Infine prese dimestichezza con l’arco.

L’approccio non fu dei migliori: della battaglia Nihal amava la furia, il corpo a corpo, il sudore e la fatica. L’arco richiedeva invece concentrazione e sangue freddo, due doti che non le appartenevano.

«Proprio per questo devi imparare a usarlo» le diceva il maestro quando la ragazza si spazientiva.

Dopo le iniziali difficoltà, però, Nihal prese confidenza con quell’arma insolita. La forza non era fondamentale per usarla e, superata la frustrazione per i bersagli mancati, prese a darle grandi soddisfazioni. Scoprì di avere ottima mira, un dono che pochi altri condividevano nel suo gruppo, e si impratichì nel tirare anche in movimento.

La sua arma prediletta, comunque, restava la spada. Non c’era nulla in cui eccellesse come nella scherma, e solo quando impugnava la sua lama nera si sentiva davvero a suo agio.

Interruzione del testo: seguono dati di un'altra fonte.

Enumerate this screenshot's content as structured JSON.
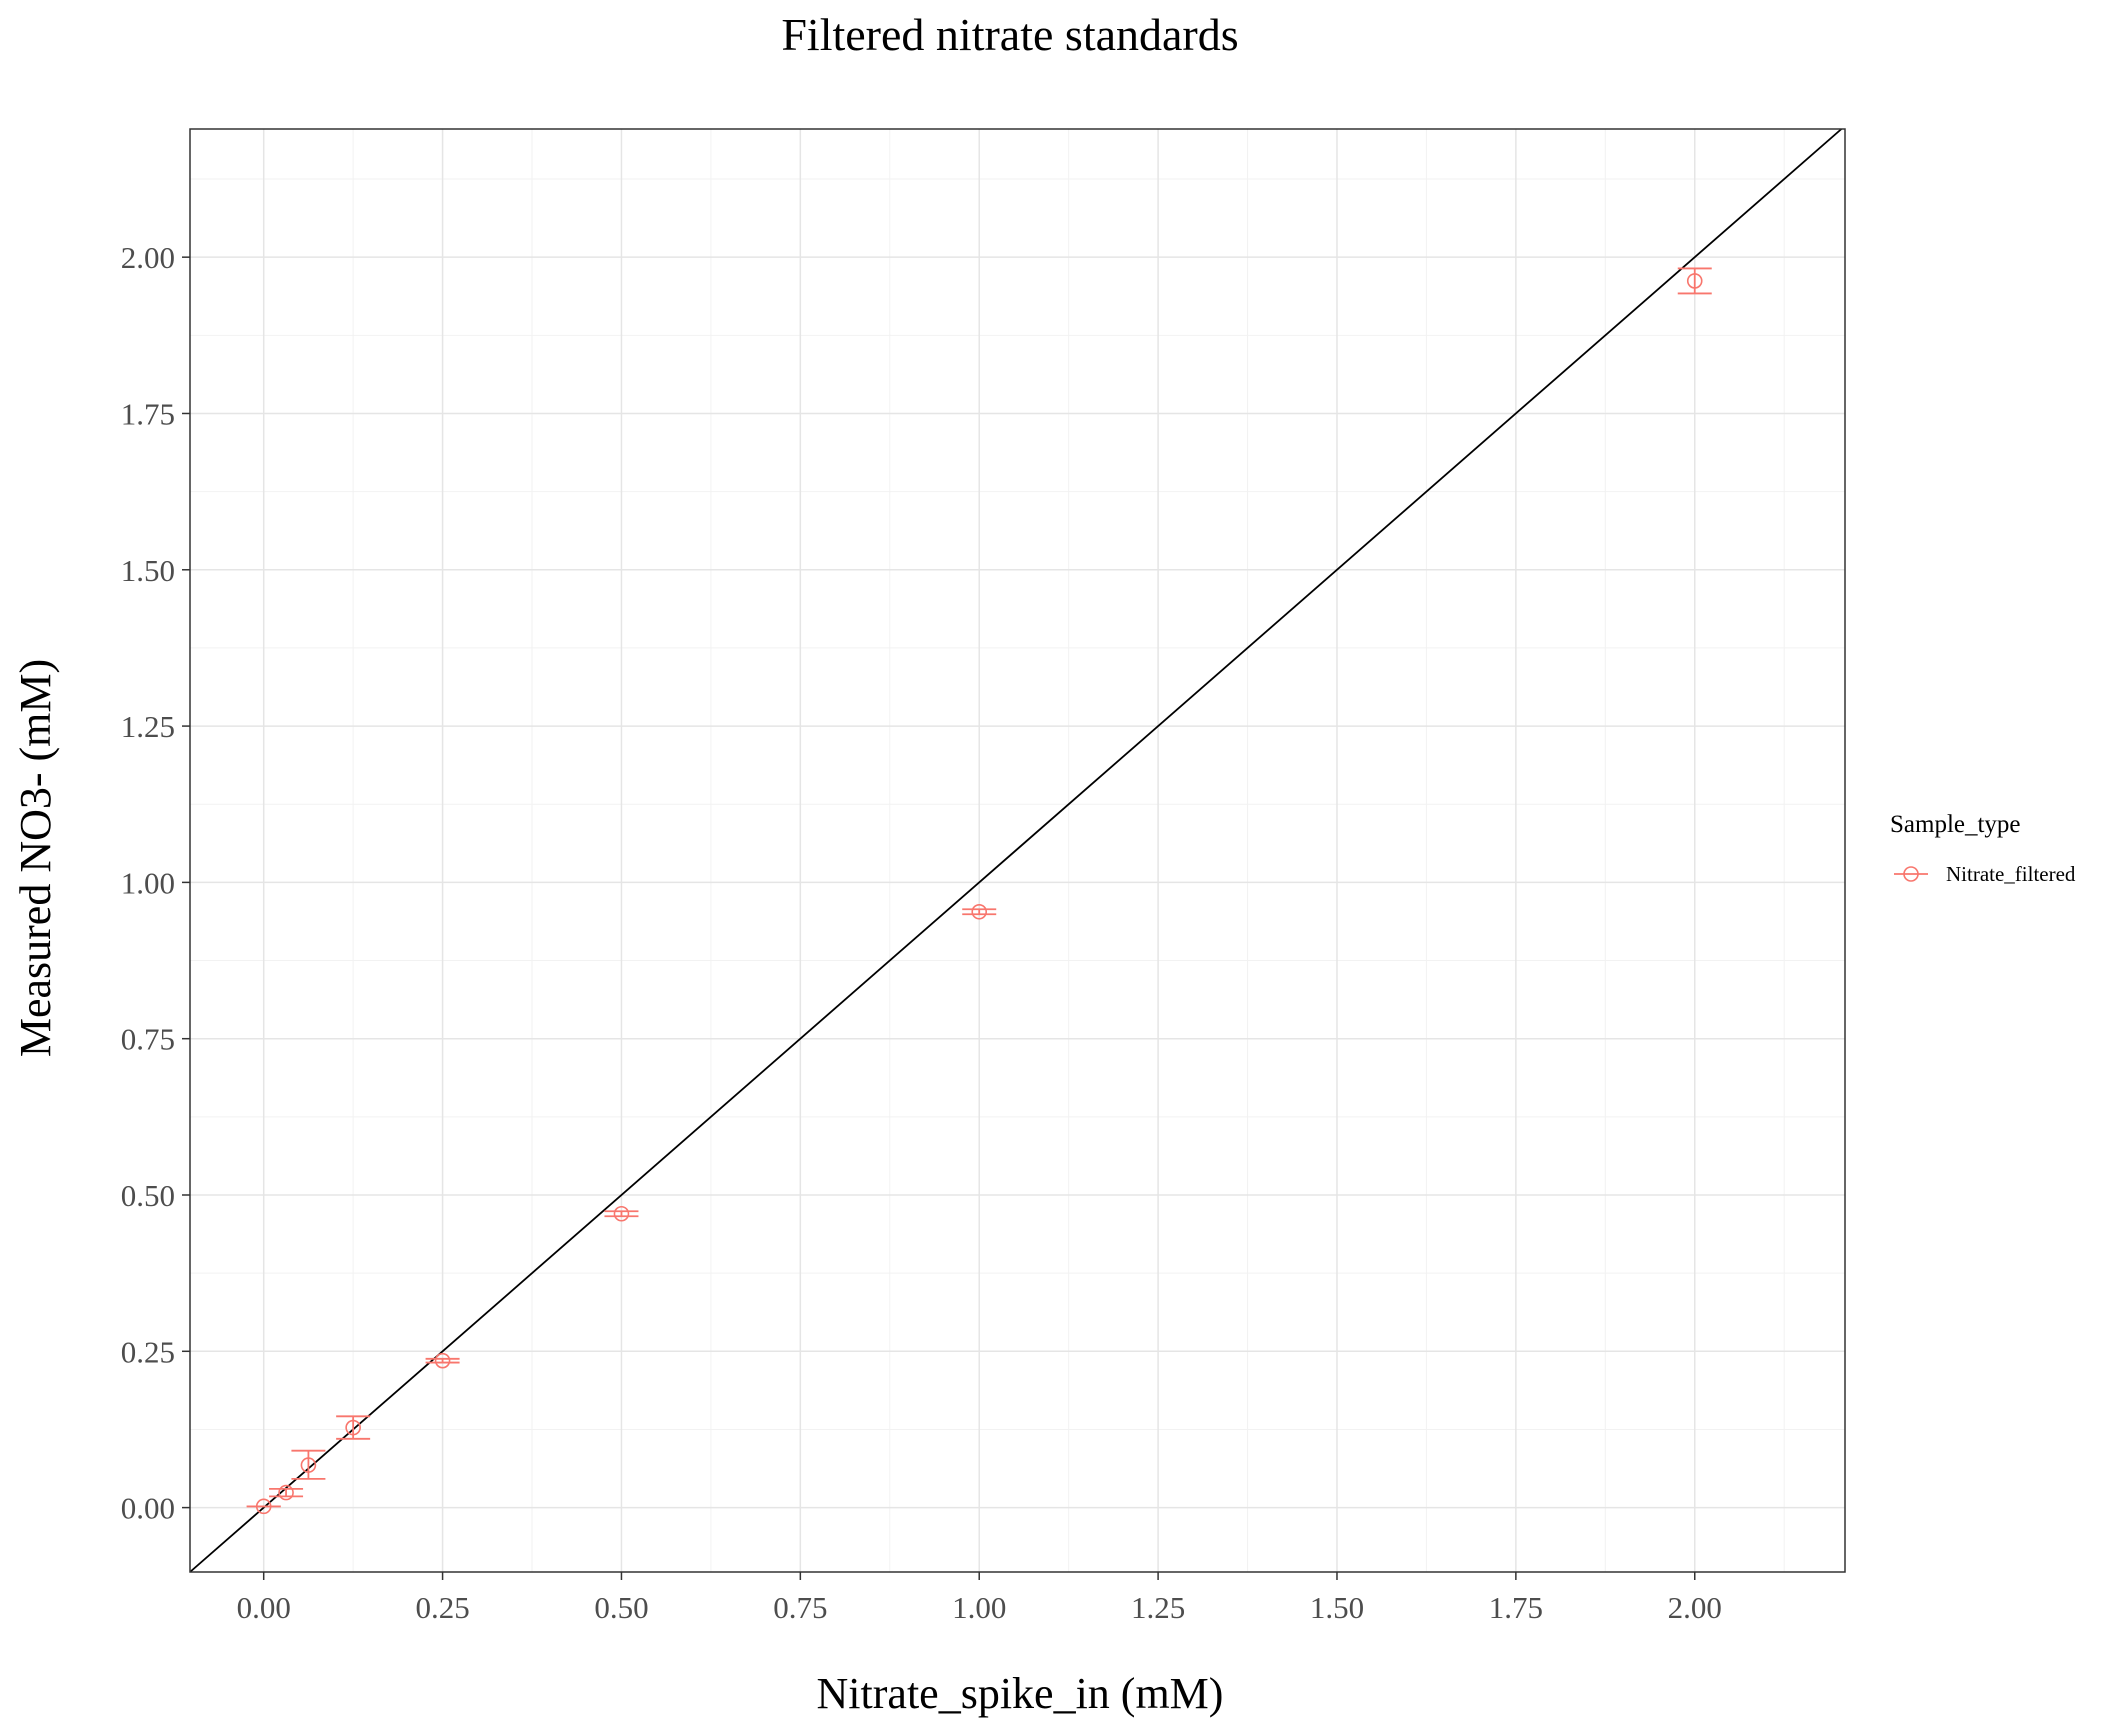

Nihal imparava con facilità. Non ci volle molto perché superasse gran parte dei suoi commilitoni: la sua bravura le procurò molta ammirazione e la diffidenza di cui era oggetto iniziò a venarsi di rispetto.

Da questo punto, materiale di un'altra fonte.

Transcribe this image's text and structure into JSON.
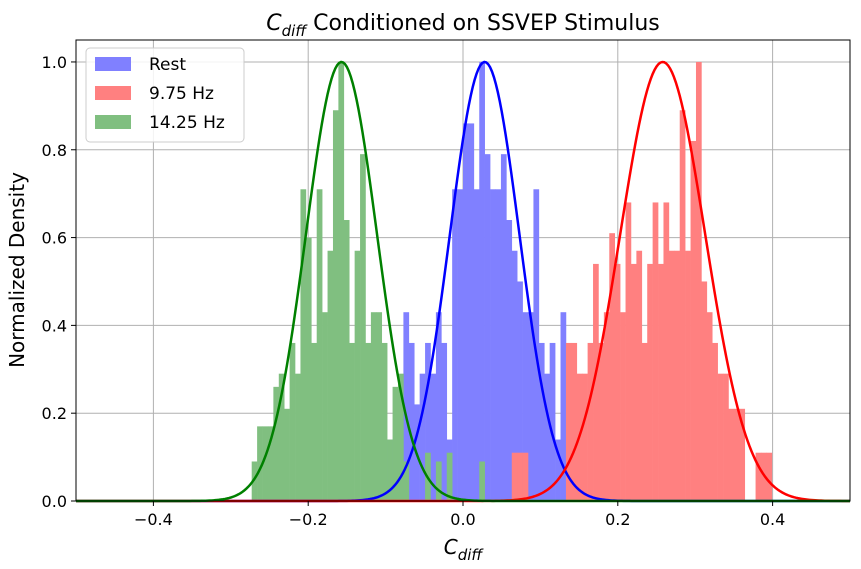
{
  "chart_data": {
    "type": "histogram+line",
    "title_symbol": "C",
    "title_subscript": "diff",
    "title_rest": " Conditioned on SSVEP Stimulus",
    "xlabel_symbol": "C",
    "xlabel_subscript": "diff",
    "ylabel": "Normalized Density",
    "xlim": [
      -0.5,
      0.5
    ],
    "ylim": [
      0,
      1.05
    ],
    "xticks": [
      -0.4,
      -0.2,
      0.0,
      0.2,
      0.4
    ],
    "xtick_labels": [
      "−0.4",
      "−0.2",
      "0.0",
      "0.2",
      "0.4"
    ],
    "yticks": [
      0.0,
      0.2,
      0.4,
      0.6,
      0.8,
      1.0
    ],
    "ytick_labels": [
      "0.0",
      "0.2",
      "0.4",
      "0.6",
      "0.8",
      "1.0"
    ],
    "grid": true,
    "legend_position": "top-left",
    "series": [
      {
        "name": "Rest",
        "color": "#0000ff",
        "hist_color": "#8080ff",
        "gaussian_mean": 0.028,
        "gaussian_peak": 1.0,
        "gaussian_sigma": 0.045,
        "bins": [
          [
            -0.098,
            -0.091,
            0.14
          ],
          [
            -0.091,
            -0.084,
            0.06
          ],
          [
            -0.084,
            -0.077,
            0.22
          ],
          [
            -0.077,
            -0.07,
            0.43
          ],
          [
            -0.07,
            -0.063,
            0.36
          ],
          [
            -0.063,
            -0.056,
            0.22
          ],
          [
            -0.056,
            -0.049,
            0.29
          ],
          [
            -0.049,
            -0.042,
            0.36
          ],
          [
            -0.042,
            -0.035,
            0.29
          ],
          [
            -0.035,
            -0.028,
            0.43
          ],
          [
            -0.028,
            -0.021,
            0.36
          ],
          [
            -0.021,
            -0.014,
            0.14
          ],
          [
            -0.014,
            -0.007,
            0.71
          ],
          [
            -0.007,
            0.0,
            0.71
          ],
          [
            0.0,
            0.007,
            0.86
          ],
          [
            0.007,
            0.014,
            0.86
          ],
          [
            0.014,
            0.021,
            0.71
          ],
          [
            0.021,
            0.028,
            1.0
          ],
          [
            0.028,
            0.035,
            0.79
          ],
          [
            0.035,
            0.042,
            0.71
          ],
          [
            0.042,
            0.049,
            0.71
          ],
          [
            0.049,
            0.056,
            0.79
          ],
          [
            0.056,
            0.063,
            0.64
          ],
          [
            0.063,
            0.07,
            0.57
          ],
          [
            0.07,
            0.077,
            0.5
          ],
          [
            0.077,
            0.084,
            0.43
          ],
          [
            0.084,
            0.091,
            0.43
          ],
          [
            0.091,
            0.098,
            0.71
          ],
          [
            0.098,
            0.105,
            0.36
          ],
          [
            0.105,
            0.112,
            0.29
          ],
          [
            0.112,
            0.119,
            0.36
          ],
          [
            0.119,
            0.126,
            0.14
          ],
          [
            0.126,
            0.133,
            0.43
          ]
        ]
      },
      {
        "name": "9.75 Hz",
        "color": "#ff0000",
        "hist_color": "#ff8080",
        "gaussian_mean": 0.258,
        "gaussian_peak": 1.0,
        "gaussian_sigma": 0.055,
        "bins": [
          [
            0.063,
            0.07,
            0.11
          ],
          [
            0.07,
            0.077,
            0.11
          ],
          [
            0.077,
            0.084,
            0.11
          ],
          [
            0.133,
            0.14,
            0.36
          ],
          [
            0.14,
            0.147,
            0.36
          ],
          [
            0.147,
            0.154,
            0.29
          ],
          [
            0.154,
            0.161,
            0.29
          ],
          [
            0.161,
            0.168,
            0.36
          ],
          [
            0.168,
            0.175,
            0.54
          ],
          [
            0.175,
            0.182,
            0.36
          ],
          [
            0.182,
            0.189,
            0.43
          ],
          [
            0.189,
            0.196,
            0.61
          ],
          [
            0.196,
            0.203,
            0.54
          ],
          [
            0.203,
            0.21,
            0.43
          ],
          [
            0.21,
            0.217,
            0.68
          ],
          [
            0.217,
            0.224,
            0.54
          ],
          [
            0.224,
            0.231,
            0.57
          ],
          [
            0.231,
            0.238,
            0.36
          ],
          [
            0.238,
            0.245,
            0.54
          ],
          [
            0.245,
            0.252,
            0.68
          ],
          [
            0.252,
            0.259,
            0.54
          ],
          [
            0.259,
            0.266,
            0.68
          ],
          [
            0.266,
            0.273,
            0.57
          ],
          [
            0.273,
            0.28,
            0.57
          ],
          [
            0.28,
            0.287,
            0.89
          ],
          [
            0.287,
            0.294,
            0.57
          ],
          [
            0.294,
            0.301,
            0.82
          ],
          [
            0.301,
            0.308,
            1.0
          ],
          [
            0.308,
            0.315,
            0.5
          ],
          [
            0.315,
            0.322,
            0.43
          ],
          [
            0.322,
            0.329,
            0.36
          ],
          [
            0.329,
            0.336,
            0.29
          ],
          [
            0.336,
            0.343,
            0.29
          ],
          [
            0.343,
            0.35,
            0.21
          ],
          [
            0.35,
            0.357,
            0.21
          ],
          [
            0.357,
            0.364,
            0.21
          ],
          [
            0.378,
            0.385,
            0.11
          ],
          [
            0.385,
            0.392,
            0.11
          ],
          [
            0.392,
            0.399,
            0.11
          ]
        ]
      },
      {
        "name": "14.25 Hz",
        "color": "#008000",
        "hist_color": "#80bf80",
        "gaussian_mean": -0.157,
        "gaussian_peak": 1.0,
        "gaussian_sigma": 0.046,
        "bins": [
          [
            -0.273,
            -0.266,
            0.09
          ],
          [
            -0.266,
            -0.259,
            0.17
          ],
          [
            -0.259,
            -0.252,
            0.17
          ],
          [
            -0.252,
            -0.245,
            0.17
          ],
          [
            -0.245,
            -0.238,
            0.26
          ],
          [
            -0.238,
            -0.231,
            0.29
          ],
          [
            -0.231,
            -0.224,
            0.21
          ],
          [
            -0.224,
            -0.217,
            0.36
          ],
          [
            -0.217,
            -0.21,
            0.29
          ],
          [
            -0.21,
            -0.203,
            0.71
          ],
          [
            -0.203,
            -0.196,
            0.6
          ],
          [
            -0.196,
            -0.189,
            0.36
          ],
          [
            -0.189,
            -0.182,
            0.71
          ],
          [
            -0.182,
            -0.175,
            0.43
          ],
          [
            -0.175,
            -0.168,
            0.57
          ],
          [
            -0.168,
            -0.161,
            0.89
          ],
          [
            -0.161,
            -0.154,
            1.0
          ],
          [
            -0.154,
            -0.147,
            0.64
          ],
          [
            -0.147,
            -0.14,
            0.36
          ],
          [
            -0.14,
            -0.133,
            0.57
          ],
          [
            -0.133,
            -0.126,
            0.79
          ],
          [
            -0.126,
            -0.119,
            0.36
          ],
          [
            -0.119,
            -0.112,
            0.43
          ],
          [
            -0.112,
            -0.105,
            0.43
          ],
          [
            -0.105,
            -0.098,
            0.36
          ],
          [
            -0.098,
            -0.091,
            0.14
          ],
          [
            -0.091,
            -0.084,
            0.26
          ],
          [
            -0.084,
            -0.077,
            0.29
          ],
          [
            -0.077,
            -0.07,
            0.09
          ],
          [
            -0.049,
            -0.042,
            0.11
          ],
          [
            -0.035,
            -0.028,
            0.09
          ],
          [
            -0.021,
            -0.014,
            0.11
          ],
          [
            0.021,
            0.028,
            0.09
          ]
        ]
      }
    ]
  }
}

Gli allievi erano tutti più grandi di lei, che in Accademia aveva compiuto diciassette anni, a eccezione di un ragazzetto minuto, con una testa di ricci biondi, gli occhi grigi e le guance paffute.

Nihal l’aveva a malapena notato, perché aveva smesso da tempo di tentare di socializzare. Finché una mattina, in refettorio, lui non la andò a cercare.

Nihal stava consumando il suo pasto sola, come al solito, quando udì una vocina sottile: «Scusa, è libero?».

La cosa era talmente insolita che prima di rispondere Nihal si voltò verso lo sconosciuto interlocutore per essere sicura di aver sentito bene. E questo chi diavolo è? L’ho già visto… Ma dove?

«Be’, se non c’è nessuno mi siedo.»

Nihal continuò a guardarlo incredula, il cucchiaio a mezz’aria.

Il biondino si accomodò, prese una cucchiaiata di minestra, ne prese un’altra, cincischiò un po’ con il pane, poi si schiarì la voce e iniziò a parlare come un torrente in piena. «Tu sei Nihal, il mezzelfo, vero? È da quando sei qui che ti osservo. Cioè, veramente da quando ti hanno messo con noi in squadra.